Now, here is where the route gets confusing, once we passed the cat walk we saw cairns and trails in all directions. We had read to traverse to the center of the face and start ascending there, but I guess we did not go all the way to the left of the face, and we ended up doing to many class 4 moves. We were probably off route or on another route. We tried to follow cairns, but they were going in all directions, in fact, I don’t recall this many cairns in any other route. One has to wonder if it is worth it to have so many (what a mess!), they are just confusing and not helpful when trying to follow a route. Anyway, we finally figured out how to bypass the many ledges on this route (I don’t have any pictures from this part since I was too focused on maintaining the three points of contact and did not have an extra hand for the camera). We finally got to the summit:
Although there were no clouds above, we did not want to spend much time here and started the way down. This time we went more towards the left side of the face (where the cat walk is) and the route was much easier to follow. Got to the kitty walk, this time (as a second time) was even enjoyable.
Once on the saddle, the way towards North Eolus becomes obvious and the beautiful granite rock makes it a really fun climb.
Again, another beautiful day in the San Juans and no rain! We were really fortunate with the weather. It only rained the first day, and we had the solitude of all peaks (we did not see a soul in any summit during those 2 days).
On our way down we spotted a ptarmigan and her little baby.
Now the llama story. This is day 3, we were leisurely at camp having our morning coffee when we heard a noise, then looked up and saw a llama running down the trail at about 20 miles per hour with a rope hanging from his neck. We looked at our watches thinking that we would later see somebody behind. Sure enough, 9 minutes later a lady with 2 dogs was running down the trail looking for the llama. We spoke to her and told her she was 9 minutes behind the llama. She told us they had rented two lamas and apparently this one got scared of the goats that went into their camp that morning. The goats surrounded him, as territorial as they are, and he could not take it. He ripped the rope he was attached to in the ground and started running down the mountain. The lady continued hiking down, but after about one hour later we saw her coming back without the lama, she could not find him. She had warned other hikers and backpackers that if they saw the llama just to take him down to the trail. Since we were headed down to catch the 4pm train, we told her we would keep an eye out for the llama. By the way, his name was Hector. So, we started our way down and met 2 hikers, John and Chris, also heading down. They had just spotted a mama bear with 2 cubs! We were just behind them but we missed seeing the bears. Chris sent us the picture, it is a great one!
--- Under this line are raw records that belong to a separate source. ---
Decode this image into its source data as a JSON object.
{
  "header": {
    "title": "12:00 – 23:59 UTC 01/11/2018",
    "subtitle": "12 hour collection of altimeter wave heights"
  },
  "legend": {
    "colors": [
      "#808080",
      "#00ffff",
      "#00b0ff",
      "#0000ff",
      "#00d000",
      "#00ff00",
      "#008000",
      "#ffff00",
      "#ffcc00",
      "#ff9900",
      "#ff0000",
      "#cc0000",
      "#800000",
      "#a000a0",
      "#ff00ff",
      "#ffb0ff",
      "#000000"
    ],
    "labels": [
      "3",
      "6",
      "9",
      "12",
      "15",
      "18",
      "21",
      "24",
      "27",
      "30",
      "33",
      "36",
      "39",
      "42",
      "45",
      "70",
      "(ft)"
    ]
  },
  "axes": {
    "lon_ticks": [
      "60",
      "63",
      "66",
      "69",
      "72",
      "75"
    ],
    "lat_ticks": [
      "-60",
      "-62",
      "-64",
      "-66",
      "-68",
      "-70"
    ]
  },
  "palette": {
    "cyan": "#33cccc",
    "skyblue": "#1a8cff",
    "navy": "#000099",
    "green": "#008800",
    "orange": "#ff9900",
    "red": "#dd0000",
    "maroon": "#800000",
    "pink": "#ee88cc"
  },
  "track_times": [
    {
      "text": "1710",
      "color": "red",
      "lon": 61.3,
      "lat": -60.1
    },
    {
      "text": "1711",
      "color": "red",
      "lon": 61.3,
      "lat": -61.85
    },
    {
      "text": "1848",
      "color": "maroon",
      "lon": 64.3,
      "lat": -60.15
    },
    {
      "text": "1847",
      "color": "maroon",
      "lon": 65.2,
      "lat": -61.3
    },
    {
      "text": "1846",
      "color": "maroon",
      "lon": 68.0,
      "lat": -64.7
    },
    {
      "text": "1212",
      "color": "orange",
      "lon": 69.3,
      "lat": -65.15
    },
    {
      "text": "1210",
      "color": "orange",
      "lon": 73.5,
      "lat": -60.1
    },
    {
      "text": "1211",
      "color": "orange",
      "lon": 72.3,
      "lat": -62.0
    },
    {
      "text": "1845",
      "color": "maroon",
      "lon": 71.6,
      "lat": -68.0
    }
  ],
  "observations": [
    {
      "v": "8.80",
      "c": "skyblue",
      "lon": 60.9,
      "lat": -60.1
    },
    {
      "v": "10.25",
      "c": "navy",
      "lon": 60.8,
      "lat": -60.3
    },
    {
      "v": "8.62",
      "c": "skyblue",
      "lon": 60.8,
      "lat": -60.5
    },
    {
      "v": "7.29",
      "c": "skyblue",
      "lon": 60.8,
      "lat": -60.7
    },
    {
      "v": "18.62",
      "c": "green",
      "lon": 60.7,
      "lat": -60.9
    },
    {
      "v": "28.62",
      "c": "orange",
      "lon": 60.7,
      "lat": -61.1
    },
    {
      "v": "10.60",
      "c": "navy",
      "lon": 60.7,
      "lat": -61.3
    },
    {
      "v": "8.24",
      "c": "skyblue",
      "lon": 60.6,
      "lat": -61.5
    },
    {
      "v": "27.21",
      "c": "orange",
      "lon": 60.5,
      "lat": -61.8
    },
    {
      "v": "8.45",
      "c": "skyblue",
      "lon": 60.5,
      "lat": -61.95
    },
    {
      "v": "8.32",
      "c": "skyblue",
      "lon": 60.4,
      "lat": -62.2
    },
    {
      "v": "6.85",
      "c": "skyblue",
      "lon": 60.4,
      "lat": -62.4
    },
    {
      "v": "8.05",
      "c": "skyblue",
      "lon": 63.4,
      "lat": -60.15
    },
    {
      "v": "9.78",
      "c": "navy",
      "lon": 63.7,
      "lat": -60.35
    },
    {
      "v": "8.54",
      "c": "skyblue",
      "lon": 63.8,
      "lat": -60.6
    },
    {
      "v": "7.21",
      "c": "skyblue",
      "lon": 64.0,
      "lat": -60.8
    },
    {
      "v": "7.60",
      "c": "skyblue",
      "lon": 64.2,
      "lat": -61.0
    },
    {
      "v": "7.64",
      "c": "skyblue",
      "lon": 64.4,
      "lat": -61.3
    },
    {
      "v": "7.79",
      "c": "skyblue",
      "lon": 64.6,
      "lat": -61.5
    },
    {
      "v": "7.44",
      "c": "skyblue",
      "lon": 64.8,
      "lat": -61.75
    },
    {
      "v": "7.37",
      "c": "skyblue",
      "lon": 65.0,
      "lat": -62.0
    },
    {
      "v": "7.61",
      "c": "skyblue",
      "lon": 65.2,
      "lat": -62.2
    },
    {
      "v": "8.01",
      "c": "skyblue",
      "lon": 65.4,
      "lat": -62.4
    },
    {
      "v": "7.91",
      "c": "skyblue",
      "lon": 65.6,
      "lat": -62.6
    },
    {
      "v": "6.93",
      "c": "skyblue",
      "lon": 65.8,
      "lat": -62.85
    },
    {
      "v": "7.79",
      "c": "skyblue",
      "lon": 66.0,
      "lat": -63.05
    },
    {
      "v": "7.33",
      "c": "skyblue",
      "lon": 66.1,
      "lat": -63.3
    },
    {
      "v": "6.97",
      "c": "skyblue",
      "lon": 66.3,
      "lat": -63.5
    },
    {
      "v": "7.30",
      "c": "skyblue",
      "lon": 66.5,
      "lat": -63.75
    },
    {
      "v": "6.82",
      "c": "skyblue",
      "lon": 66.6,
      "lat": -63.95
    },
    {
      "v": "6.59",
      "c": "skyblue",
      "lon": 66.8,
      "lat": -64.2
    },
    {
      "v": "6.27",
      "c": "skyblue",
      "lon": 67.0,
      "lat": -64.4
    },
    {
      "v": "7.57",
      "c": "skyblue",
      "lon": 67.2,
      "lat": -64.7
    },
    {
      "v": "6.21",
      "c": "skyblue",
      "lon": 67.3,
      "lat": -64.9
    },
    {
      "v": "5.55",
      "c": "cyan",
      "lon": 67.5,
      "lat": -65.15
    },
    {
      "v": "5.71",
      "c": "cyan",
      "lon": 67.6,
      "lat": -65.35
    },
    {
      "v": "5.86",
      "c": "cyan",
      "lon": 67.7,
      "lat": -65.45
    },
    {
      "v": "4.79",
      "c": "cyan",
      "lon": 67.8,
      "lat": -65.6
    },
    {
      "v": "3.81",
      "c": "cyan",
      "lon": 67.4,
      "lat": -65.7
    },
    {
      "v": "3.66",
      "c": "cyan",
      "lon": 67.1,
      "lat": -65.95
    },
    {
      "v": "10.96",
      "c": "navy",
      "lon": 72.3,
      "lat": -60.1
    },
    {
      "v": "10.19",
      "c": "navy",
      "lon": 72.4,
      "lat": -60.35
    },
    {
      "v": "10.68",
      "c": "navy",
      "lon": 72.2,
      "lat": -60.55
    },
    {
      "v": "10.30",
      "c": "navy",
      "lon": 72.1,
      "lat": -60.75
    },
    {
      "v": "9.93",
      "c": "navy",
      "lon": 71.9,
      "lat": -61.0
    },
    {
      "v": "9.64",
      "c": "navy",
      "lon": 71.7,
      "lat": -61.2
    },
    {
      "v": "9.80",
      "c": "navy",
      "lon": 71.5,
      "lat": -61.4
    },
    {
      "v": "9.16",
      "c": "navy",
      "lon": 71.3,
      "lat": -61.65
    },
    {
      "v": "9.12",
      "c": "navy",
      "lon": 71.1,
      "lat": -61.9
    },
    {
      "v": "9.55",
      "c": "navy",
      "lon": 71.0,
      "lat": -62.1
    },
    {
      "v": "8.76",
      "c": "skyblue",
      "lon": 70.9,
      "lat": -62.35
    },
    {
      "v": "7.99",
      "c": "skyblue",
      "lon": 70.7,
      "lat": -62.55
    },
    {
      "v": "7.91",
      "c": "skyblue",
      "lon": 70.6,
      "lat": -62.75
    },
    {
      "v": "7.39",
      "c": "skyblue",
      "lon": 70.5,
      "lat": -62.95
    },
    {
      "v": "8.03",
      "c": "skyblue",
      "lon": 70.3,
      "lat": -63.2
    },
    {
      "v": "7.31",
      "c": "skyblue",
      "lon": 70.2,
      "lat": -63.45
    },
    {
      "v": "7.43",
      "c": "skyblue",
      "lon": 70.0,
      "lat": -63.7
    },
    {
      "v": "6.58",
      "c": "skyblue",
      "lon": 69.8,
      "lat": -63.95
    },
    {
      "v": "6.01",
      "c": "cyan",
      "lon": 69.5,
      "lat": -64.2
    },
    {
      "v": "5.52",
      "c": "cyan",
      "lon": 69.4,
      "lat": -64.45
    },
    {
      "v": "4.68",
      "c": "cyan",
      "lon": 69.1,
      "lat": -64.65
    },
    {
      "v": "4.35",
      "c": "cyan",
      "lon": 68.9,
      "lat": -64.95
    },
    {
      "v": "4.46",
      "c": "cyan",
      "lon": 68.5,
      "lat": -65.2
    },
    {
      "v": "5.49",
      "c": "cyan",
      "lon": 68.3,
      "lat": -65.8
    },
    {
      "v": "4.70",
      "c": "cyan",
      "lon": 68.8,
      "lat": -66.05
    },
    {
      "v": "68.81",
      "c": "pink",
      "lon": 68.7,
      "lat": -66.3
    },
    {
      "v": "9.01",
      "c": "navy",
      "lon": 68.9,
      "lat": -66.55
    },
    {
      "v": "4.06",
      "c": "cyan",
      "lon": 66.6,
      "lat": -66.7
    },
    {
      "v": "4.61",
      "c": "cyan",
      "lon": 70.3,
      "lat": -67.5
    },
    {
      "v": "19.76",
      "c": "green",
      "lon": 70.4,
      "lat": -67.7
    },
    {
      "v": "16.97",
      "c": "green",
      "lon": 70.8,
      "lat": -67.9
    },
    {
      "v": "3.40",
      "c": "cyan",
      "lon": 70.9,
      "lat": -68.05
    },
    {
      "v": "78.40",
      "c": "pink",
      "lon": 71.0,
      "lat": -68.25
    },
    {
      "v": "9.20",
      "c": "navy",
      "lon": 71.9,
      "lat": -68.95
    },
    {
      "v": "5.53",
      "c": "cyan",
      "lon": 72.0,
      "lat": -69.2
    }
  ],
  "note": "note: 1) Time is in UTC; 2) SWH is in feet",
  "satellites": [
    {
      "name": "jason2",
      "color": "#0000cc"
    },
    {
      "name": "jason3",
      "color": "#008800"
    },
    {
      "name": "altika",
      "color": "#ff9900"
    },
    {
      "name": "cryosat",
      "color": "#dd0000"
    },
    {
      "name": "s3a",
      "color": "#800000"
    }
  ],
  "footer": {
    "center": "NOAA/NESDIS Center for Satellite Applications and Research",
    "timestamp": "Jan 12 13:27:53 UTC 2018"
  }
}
Photo Courtesy of Chris Tomlinson
And 2 minutes later, when we just got to the bridge at New York Creek, we saw Hector! As we promised the lady, we decided to take him down the trail. John took the rope and sure enough he was happy to follow us.
But just after starting down we met two young fellows that were hiking up and they were doing the whole loop (towards Columbine pass and to Elk Park), just like the woman with the lamas. So, we suggested they take Hector up to them, and they were more than happy to do so. I hope they took advantage and put the backpacks on him that would make it for a easy hike, I wish we had had a lama on our way up the 10 miles.
That was the last time we saw Hector, we knew he was in good hands. We hope he is now reunited with the other lama and his companions. If you happen to see him let us know!
Oh, we were happy to see that the train was running on its normal schedule again, this was the first train from Silverton after the mudslide.